Whether or not the appointment of Mr Sapkota will be challenged on the platform of human rights and legality will be decisive for Nepal’s return to civilized society, and, incidentally, also for the evolution of the UCPN (Maoist) into a civilian party. The conflict-era victims of the insurgents as well as of the state will feel betrayed if justice is not sought from the perpetrators of brutality. There must be investigations and prosecutions, with or without a truth and reconciliation commission, against those in the Maoist ranks and in state security who are accused of excess.
BLIND ANGER
The Maoist strategy which helped in the party‘s rapid spread in the late 1990s was to make ‘an example’ of local leaders through public humiliation and brutalization, including torture and killings. A number of the commissars who directed these atrocities are today front rank leaders of the party, and their career progression requires that there be no respect for international human rights norms. This could be seen in Mr Sapkota’s attacks on OHCHR last week. Indeed, those citizens who demand the prosecution of accused perpetrators without fear or favor tend today to be the most in danger of Maoist blind anger.
Sadly, no one can expect Prime Minister Khanal to be the guardian of rule of law when he willingly accepts into his cabinet a man who is accused of extreme human rights abuse.
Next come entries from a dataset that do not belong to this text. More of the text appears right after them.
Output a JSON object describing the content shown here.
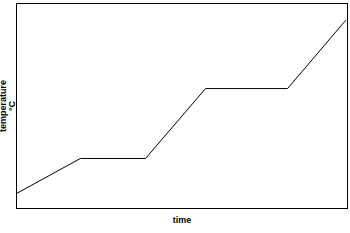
{
  "chart_data": {
    "type": "line",
    "x_label": "time",
    "y_label": "temperature\n°C",
    "x": [
      0,
      19.3,
      39,
      57.1,
      81.9,
      99.4
    ],
    "values": [
      7.3,
      24.4,
      24.4,
      58.5,
      58.5,
      91.7
    ],
    "color": "#000000",
    "xlim": [
      0,
      100
    ],
    "ylim": [
      0,
      100
    ],
    "tick_labels": false,
    "grid": false
  }
}
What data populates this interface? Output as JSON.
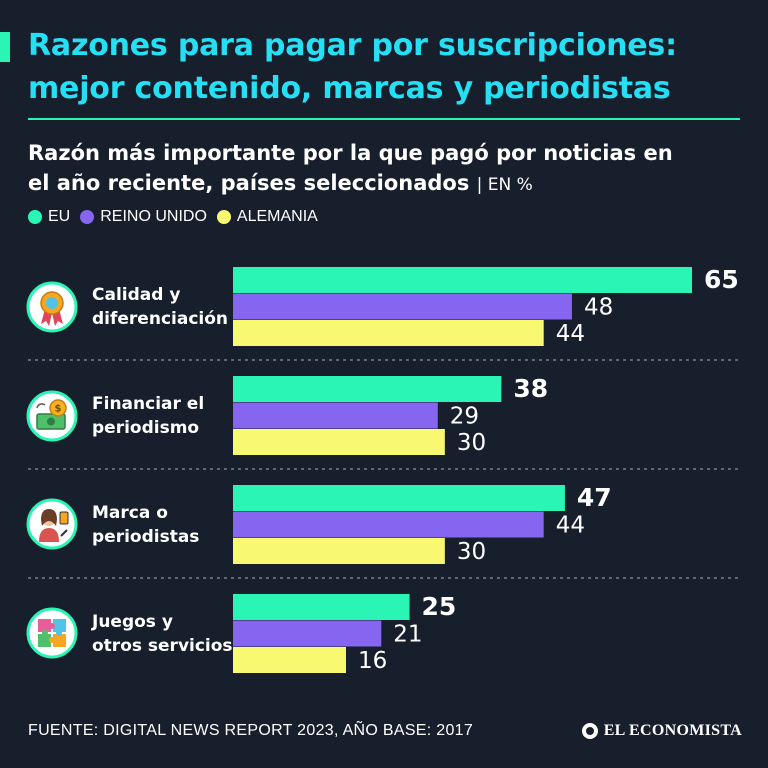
{
  "header": {
    "title_line1": "Razones para pagar por suscripciones:",
    "title_line2": "mejor contenido, marcas y periodistas",
    "subtitle_line1": "Razón más importante por la que pagó por noticias en",
    "subtitle_line2": "el año reciente, países seleccionados",
    "unit": "| EN %"
  },
  "icons": [
    "award-ribbon-icon",
    "money-bill-icon",
    "journalist-icon",
    "puzzle-icon"
  ],
  "colors": {
    "background": "#171e2c",
    "accent": "#2af5b4",
    "title": "#25e0f5",
    "eu": "#2af5b4",
    "uk": "#8666f0",
    "de": "#f9f871"
  },
  "chart_data": {
    "type": "bar",
    "orientation": "horizontal",
    "title": "Razón más importante por la que pagó por noticias en el año reciente, países seleccionados",
    "unit": "%",
    "categories": [
      [
        "Calidad y",
        "diferenciación"
      ],
      [
        "Financiar el",
        "periodismo"
      ],
      [
        "Marca o",
        "periodistas"
      ],
      [
        "Juegos y",
        "otros servicios"
      ]
    ],
    "series": [
      {
        "name": "EU",
        "values": [
          65,
          38,
          47,
          25
        ]
      },
      {
        "name": "REINO UNIDO",
        "values": [
          48,
          29,
          44,
          21
        ]
      },
      {
        "name": "ALEMANIA",
        "values": [
          44,
          30,
          30,
          16
        ]
      }
    ],
    "xlim": [
      0,
      65
    ],
    "legend_position": "top-left",
    "grid": false
  },
  "footer": {
    "source": "FUENTE: DIGITAL NEWS REPORT 2023, AÑO BASE: 2017",
    "brand": "EL ECONOMISTA"
  }
}
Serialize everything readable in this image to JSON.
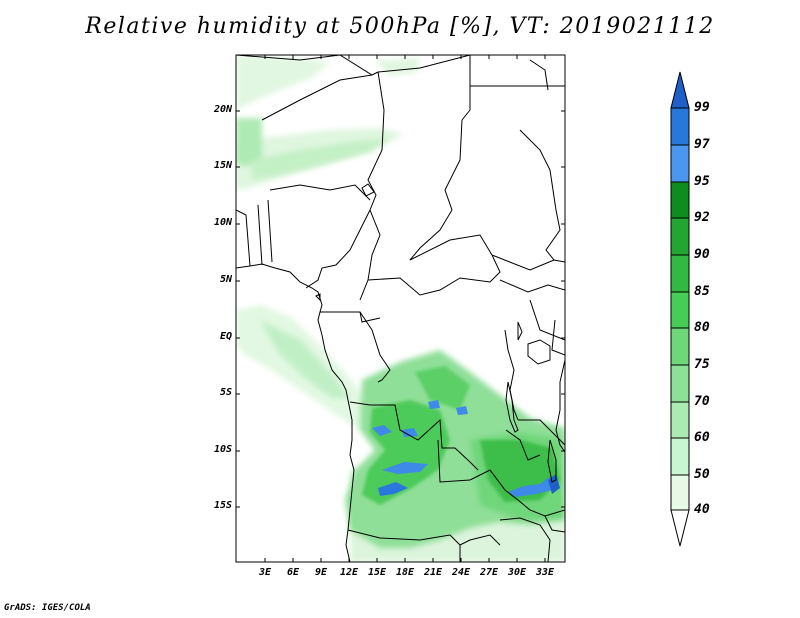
{
  "title": "Relative humidity at 500hPa [%], VT: 2019021112",
  "lat_labels": [
    "20N",
    "15N",
    "10N",
    "5N",
    "EQ",
    "5S",
    "10S",
    "15S"
  ],
  "lon_labels": [
    "3E",
    "6E",
    "9E",
    "12E",
    "15E",
    "18E",
    "21E",
    "24E",
    "27E",
    "30E",
    "33E"
  ],
  "colorbar": {
    "levels": [
      "99",
      "97",
      "95",
      "92",
      "90",
      "85",
      "80",
      "75",
      "70",
      "60",
      "50",
      "40"
    ],
    "colors": {
      "above_99": "#1e60c8",
      "97_99": "#2878dc",
      "95_97": "#4b96ee",
      "92_95": "#0f8c1e",
      "90_92": "#23a532",
      "85_90": "#32b941",
      "80_85": "#46cd55",
      "75_80": "#6ed778",
      "70_75": "#8ce196",
      "60_70": "#aaebb4",
      "50_60": "#c8f5d2",
      "40_50": "#e6fae6",
      "below_40": "#ffffff"
    }
  },
  "credit": "GrADS: IGES/COLA"
}
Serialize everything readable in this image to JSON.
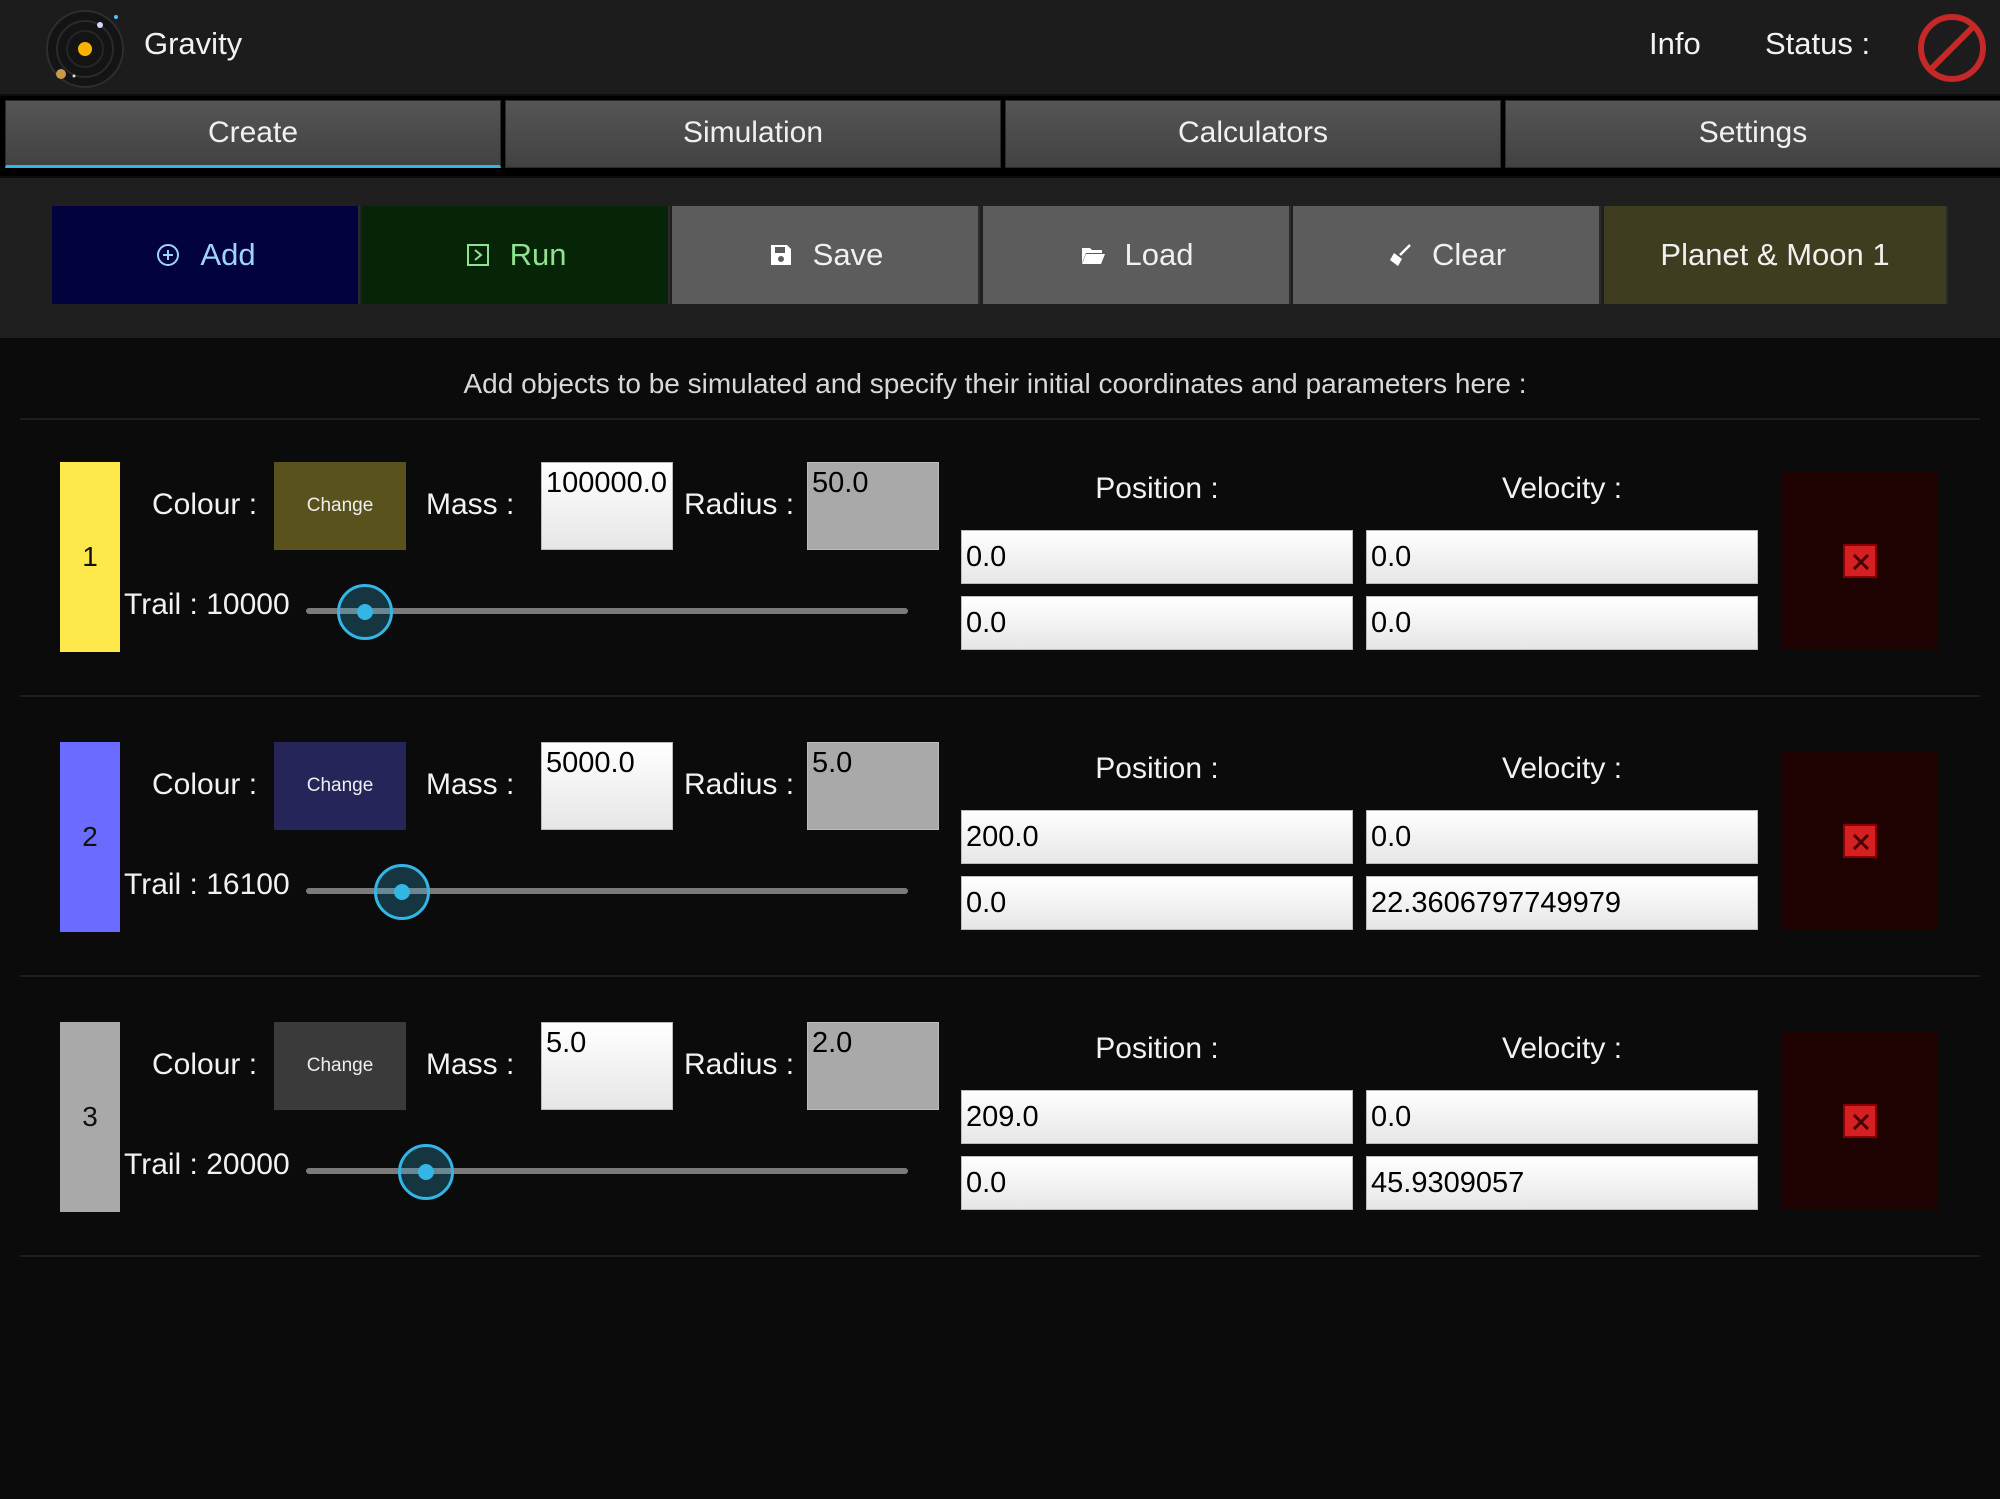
{
  "app": {
    "title": "Gravity",
    "info": "Info",
    "status_label": "Status :"
  },
  "tabs": [
    {
      "label": "Create"
    },
    {
      "label": "Simulation"
    },
    {
      "label": "Calculators"
    },
    {
      "label": "Settings"
    }
  ],
  "toolbar": {
    "add": "Add",
    "run": "Run",
    "save": "Save",
    "load": "Load",
    "clear": "Clear",
    "preset": "Planet & Moon 1"
  },
  "hint": "Add objects to be simulated and specify their initial coordinates and parameters here :",
  "labels": {
    "colour": "Colour :",
    "change": "Change",
    "mass": "Mass :",
    "radius": "Radius :",
    "trail": "Trail :",
    "position": "Position :",
    "velocity": "Velocity :"
  },
  "objects": [
    {
      "index": "1",
      "color": "#ffe94a",
      "change_bg": "#5a521c",
      "mass": "100000.0",
      "radius": "50.0",
      "trail_value": "10000",
      "trail_fraction": 0.1,
      "pos_x": "0.0",
      "pos_y": "0.0",
      "vel_x": "0.0",
      "vel_y": "0.0"
    },
    {
      "index": "2",
      "color": "#6b6bff",
      "change_bg": "#25255a",
      "mass": "5000.0",
      "radius": "5.0",
      "trail_value": "16100",
      "trail_fraction": 0.161,
      "pos_x": "200.0",
      "pos_y": "0.0",
      "vel_x": "0.0",
      "vel_y": "22.3606797749979"
    },
    {
      "index": "3",
      "color": "#a9a9a9",
      "change_bg": "#3a3a3a",
      "mass": "5.0",
      "radius": "2.0",
      "trail_value": "20000",
      "trail_fraction": 0.2,
      "pos_x": "209.0",
      "pos_y": "0.0",
      "vel_x": "0.0",
      "vel_y": "45.9309057"
    }
  ]
}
The CPN (UML) chairman and prime minster has become the handmaiden of Chairman Dahal, working hard to fulfil the wishes of the Maoist party, whether it is trying to introduce the supplementary budget or acceding to the demand for Home Affairs.
There is one remaining promise made to Chairman Dahal, the unwritten part of the seven point deal, that Mr Khanal is now required to fulfil. The deal would have him hand over the prime ministership to Mr Dahal as the expiration of the term of the Constituent Assembly nears. The plan of the Maoist chairman would then be to take charge, so as to be on the saddle to organize the next elections after his party’s own image. With the Home Ministry already in the hand, he may not think that it will be difficult.